DVD, Blu-ray and TV

TV Roundup

Since 24, the world's somehow overlooked Steven Bochco's ice-breaking 23-part epic series (here on six discs), which traced the ricocheting ramifications of a Hollywood murder trial in obsessive detail, locking us into addictive characters with exquisite week-on-week suspense. Daniel Benzali is the snidey-but-good lawyer, Stanley Tucci the reptilian suspect millionaire. It still ensnares you. Good as it gets.

Orphée

Jean Cocteau's 1949 reworking of the myth of Orpheus (Jean Marais) portrays him as a beat poet torn between his art, his wife (Marie Déa) and the love of Death (Maria Casares) herself. The effects are a miracle of low-budget ingenuity, the dream-like imagery unforgettable: mysterious motorcycling assassins, poetry from beyond the grave on the radio, and all mirrors lead to the Underworld.

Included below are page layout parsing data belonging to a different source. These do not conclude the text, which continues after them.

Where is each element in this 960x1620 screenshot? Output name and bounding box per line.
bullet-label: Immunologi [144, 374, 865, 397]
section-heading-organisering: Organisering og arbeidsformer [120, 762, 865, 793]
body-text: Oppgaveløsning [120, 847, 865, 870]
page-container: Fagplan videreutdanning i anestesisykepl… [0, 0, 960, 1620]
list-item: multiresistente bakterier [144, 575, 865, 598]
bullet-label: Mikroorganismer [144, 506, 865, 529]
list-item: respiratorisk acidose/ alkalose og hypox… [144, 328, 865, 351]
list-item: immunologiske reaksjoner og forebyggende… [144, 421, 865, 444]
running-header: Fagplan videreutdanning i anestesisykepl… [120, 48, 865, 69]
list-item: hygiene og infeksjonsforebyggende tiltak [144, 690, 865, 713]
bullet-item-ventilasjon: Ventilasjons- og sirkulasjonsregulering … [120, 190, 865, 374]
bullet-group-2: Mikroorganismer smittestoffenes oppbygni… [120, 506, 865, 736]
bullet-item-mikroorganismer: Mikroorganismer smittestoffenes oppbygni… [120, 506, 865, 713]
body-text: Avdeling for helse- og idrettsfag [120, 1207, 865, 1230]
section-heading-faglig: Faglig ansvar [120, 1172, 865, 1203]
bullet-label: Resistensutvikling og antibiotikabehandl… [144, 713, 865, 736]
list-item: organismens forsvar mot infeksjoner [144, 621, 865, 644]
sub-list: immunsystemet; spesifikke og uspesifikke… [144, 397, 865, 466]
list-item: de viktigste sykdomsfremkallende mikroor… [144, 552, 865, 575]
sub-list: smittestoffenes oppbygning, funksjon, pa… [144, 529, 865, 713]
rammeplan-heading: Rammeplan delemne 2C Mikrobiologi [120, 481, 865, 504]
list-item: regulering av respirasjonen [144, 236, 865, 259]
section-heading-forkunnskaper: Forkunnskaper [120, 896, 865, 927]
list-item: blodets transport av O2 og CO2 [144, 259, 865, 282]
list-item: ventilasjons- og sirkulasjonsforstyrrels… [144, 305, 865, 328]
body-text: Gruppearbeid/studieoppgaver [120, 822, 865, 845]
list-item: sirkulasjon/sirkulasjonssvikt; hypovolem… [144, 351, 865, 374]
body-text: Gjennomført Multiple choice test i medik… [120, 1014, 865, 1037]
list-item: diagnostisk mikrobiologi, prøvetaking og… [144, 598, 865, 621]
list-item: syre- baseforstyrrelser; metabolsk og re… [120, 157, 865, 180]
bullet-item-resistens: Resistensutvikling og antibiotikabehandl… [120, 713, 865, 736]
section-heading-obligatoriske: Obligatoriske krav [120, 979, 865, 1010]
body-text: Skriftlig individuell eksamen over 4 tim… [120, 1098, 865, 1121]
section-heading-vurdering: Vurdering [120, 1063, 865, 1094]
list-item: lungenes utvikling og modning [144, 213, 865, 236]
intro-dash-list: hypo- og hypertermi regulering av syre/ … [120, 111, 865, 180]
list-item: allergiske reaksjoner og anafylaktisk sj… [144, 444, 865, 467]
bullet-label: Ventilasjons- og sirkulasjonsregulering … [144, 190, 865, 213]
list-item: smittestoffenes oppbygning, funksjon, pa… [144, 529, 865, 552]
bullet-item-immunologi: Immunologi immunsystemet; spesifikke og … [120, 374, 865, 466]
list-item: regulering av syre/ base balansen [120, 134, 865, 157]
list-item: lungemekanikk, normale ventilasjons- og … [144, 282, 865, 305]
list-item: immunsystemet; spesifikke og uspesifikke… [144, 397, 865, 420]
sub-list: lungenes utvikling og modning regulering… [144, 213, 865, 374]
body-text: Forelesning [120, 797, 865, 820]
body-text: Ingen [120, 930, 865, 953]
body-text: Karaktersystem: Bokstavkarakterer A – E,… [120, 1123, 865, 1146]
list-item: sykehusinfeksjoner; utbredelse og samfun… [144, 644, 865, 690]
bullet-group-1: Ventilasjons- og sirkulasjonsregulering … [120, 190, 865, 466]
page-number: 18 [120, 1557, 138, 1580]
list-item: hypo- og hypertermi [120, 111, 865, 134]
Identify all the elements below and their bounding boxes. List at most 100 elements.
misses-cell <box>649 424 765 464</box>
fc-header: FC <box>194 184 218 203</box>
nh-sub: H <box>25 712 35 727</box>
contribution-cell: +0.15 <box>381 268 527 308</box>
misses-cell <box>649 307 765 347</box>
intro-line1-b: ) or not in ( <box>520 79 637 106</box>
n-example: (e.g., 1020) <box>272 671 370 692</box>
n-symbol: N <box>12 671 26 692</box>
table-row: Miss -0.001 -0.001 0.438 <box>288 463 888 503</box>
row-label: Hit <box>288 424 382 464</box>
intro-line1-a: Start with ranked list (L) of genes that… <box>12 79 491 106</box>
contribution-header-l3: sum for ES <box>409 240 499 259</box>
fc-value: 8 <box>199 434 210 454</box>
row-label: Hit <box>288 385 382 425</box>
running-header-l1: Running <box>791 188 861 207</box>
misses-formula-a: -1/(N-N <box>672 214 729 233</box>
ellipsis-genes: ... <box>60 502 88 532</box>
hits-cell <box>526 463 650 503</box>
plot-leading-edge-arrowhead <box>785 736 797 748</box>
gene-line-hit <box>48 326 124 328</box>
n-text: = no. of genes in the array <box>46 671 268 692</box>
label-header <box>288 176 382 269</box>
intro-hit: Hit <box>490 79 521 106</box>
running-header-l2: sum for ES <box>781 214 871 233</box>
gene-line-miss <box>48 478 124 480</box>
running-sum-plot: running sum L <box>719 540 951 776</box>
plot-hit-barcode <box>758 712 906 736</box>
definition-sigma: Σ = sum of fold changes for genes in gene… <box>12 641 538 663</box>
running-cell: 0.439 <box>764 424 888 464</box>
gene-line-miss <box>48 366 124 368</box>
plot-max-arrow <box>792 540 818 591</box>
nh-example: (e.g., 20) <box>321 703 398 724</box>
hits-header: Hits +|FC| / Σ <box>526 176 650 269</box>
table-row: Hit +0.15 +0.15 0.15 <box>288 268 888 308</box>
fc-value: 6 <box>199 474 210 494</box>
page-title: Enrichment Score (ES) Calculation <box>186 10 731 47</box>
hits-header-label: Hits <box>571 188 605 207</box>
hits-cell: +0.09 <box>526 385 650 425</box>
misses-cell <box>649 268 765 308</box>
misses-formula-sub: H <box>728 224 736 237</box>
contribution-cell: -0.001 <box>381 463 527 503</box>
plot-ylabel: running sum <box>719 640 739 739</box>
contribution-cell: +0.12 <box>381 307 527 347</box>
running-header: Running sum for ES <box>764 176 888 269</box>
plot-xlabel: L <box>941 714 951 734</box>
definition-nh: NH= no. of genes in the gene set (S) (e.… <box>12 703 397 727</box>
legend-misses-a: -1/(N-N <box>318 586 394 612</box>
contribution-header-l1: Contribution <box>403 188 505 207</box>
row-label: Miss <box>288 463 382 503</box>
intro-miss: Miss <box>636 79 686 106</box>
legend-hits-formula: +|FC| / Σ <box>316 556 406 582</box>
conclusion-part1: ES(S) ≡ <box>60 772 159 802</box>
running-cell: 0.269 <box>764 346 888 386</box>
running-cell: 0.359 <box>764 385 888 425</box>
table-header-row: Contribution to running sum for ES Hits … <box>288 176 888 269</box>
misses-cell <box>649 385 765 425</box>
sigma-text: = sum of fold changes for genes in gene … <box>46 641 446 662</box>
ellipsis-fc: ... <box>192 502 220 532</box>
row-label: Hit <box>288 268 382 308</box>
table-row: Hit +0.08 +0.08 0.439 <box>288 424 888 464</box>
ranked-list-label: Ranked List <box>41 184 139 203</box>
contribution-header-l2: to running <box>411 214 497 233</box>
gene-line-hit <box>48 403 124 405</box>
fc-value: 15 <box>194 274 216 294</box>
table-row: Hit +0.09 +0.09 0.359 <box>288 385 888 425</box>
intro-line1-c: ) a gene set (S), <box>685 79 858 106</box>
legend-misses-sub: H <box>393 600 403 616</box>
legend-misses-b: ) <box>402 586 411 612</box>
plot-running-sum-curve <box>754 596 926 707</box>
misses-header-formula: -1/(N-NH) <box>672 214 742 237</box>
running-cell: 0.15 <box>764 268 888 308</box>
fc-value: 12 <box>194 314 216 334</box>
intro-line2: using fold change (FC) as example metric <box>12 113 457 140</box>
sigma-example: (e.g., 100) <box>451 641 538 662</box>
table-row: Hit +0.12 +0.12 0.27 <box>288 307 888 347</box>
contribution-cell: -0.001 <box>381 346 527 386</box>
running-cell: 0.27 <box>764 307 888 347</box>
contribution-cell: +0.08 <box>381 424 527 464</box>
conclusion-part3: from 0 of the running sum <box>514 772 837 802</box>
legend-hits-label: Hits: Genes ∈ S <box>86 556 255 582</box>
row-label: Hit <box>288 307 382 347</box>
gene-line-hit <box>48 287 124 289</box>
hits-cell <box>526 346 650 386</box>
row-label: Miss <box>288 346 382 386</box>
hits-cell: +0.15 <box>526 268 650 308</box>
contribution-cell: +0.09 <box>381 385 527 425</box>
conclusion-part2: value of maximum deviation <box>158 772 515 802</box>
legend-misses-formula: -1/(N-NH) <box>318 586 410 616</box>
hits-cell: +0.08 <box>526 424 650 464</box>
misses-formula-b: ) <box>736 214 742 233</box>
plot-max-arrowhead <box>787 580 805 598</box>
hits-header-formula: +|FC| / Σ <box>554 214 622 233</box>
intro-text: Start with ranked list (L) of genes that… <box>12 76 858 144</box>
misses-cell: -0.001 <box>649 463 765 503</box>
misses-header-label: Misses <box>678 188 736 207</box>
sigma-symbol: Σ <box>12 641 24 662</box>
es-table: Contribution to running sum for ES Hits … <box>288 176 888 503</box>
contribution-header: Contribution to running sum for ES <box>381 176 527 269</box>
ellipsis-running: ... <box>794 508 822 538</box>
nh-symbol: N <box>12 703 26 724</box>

A masterpiece.

Arizona Dream

Director Emir Kusturica assembled Johnny Depp, Jerry Lewis, Faye Dunaway, Lili Taylor and Vincent Gallo in the desert and waited for inspiration. Quite what he was on can only be imagined. The movie has its ups and downs, but does boast two prime pieces of Gallo-ana: a reenactment of Cary Grant's escape from a cropduster, and a classic set-to between De Niro and Pesci with Vinnie playing both parts. Mad.

The Big Bounce

Elmore Leonard's first modern fiction novel was originally filmed in 1969 with Ryan O'Neal in the starring role. It flopped. This remake (directed by Miami Blues' George Armitage) fares no better; it drifts aimlessly, while Owen Wilson's small-time crook, drawn into a relationship with the thrill-seeking girl of a local property developer, never engages your feelings. Morgan Freeman, Charlie Sheen and Vinnie Jones co-star.

Forty Guns

Sam Fuller once claimed that the point of any opening sequence was to give the viewer an erection. Here we have Barbara Stanwyck in black, on a white stallion at the head of her 40 hired men. As lawman Barry Sullivan exclaims succinctly: "Whoa!" Shot in 11 days, in Cinemascope, this is Fuller firing on all cylinders, taking the '50s pulp western and squeezing more juice out of it than any of his contemporaries.

Menace II Society

Along with Boyz N The Hood, this marks the film world's awakening to a dark period of gang violence in early-'90s LA. The story of Caine Lawson (Tyrin Turner), a young black man looking to escape the daily treadmill of bloodshed, isn't particularly original, but the Hughes brothers pull few punches. It's not a pretty sight, but the film now stands as a curious period piece.

The Fog Of War

Errol Morris' latest Oscar-winning documentary is no Moore-style polemic but an artful interrogation of infamous US Defence Secretary Robert McNamara, who gave Morris 23 hours of filmed interviews in 2001, before 9/11 and the Iraq war, though unspoken parallels are hard to ignore. A formidable intellectual bruiser at 87, the old Cold Warrior seizes what may prove to be his last chance to make peace with history. Riveting.

The Stepford Wives

Broad comic remake of feminist chiller

Johnny Got His Gun

Left limbless, deaf, dumb and blind by a WWI landmine, US GI Timothy Bottoms is locked away in a hospital. Considered beyond medical help, he drifts in memories and fantasies, until, years later, he finally finds a way to communicate—to little avail. Based on his 1939 novel, this 1971 anti-war parable was the only film directed by blacklisted scriptwriter Dalton Trumbo. At times awkward, it's nonetheless driven by an acute, angry intelligence. Hard to forget.

The Barbarian Invasions

Denys Arcand reunites the Quebecois characters who made '86's The Decline Of The American Empire so witty and engaging, and despite their age, disillusion and failing health, they're as intellectually provocative as before. Yes, it's talky, but as one lies dying, his friends reminisce about days of drugs and libido, and his son finds a backbone. A moving, note-perfect Oscar-winner.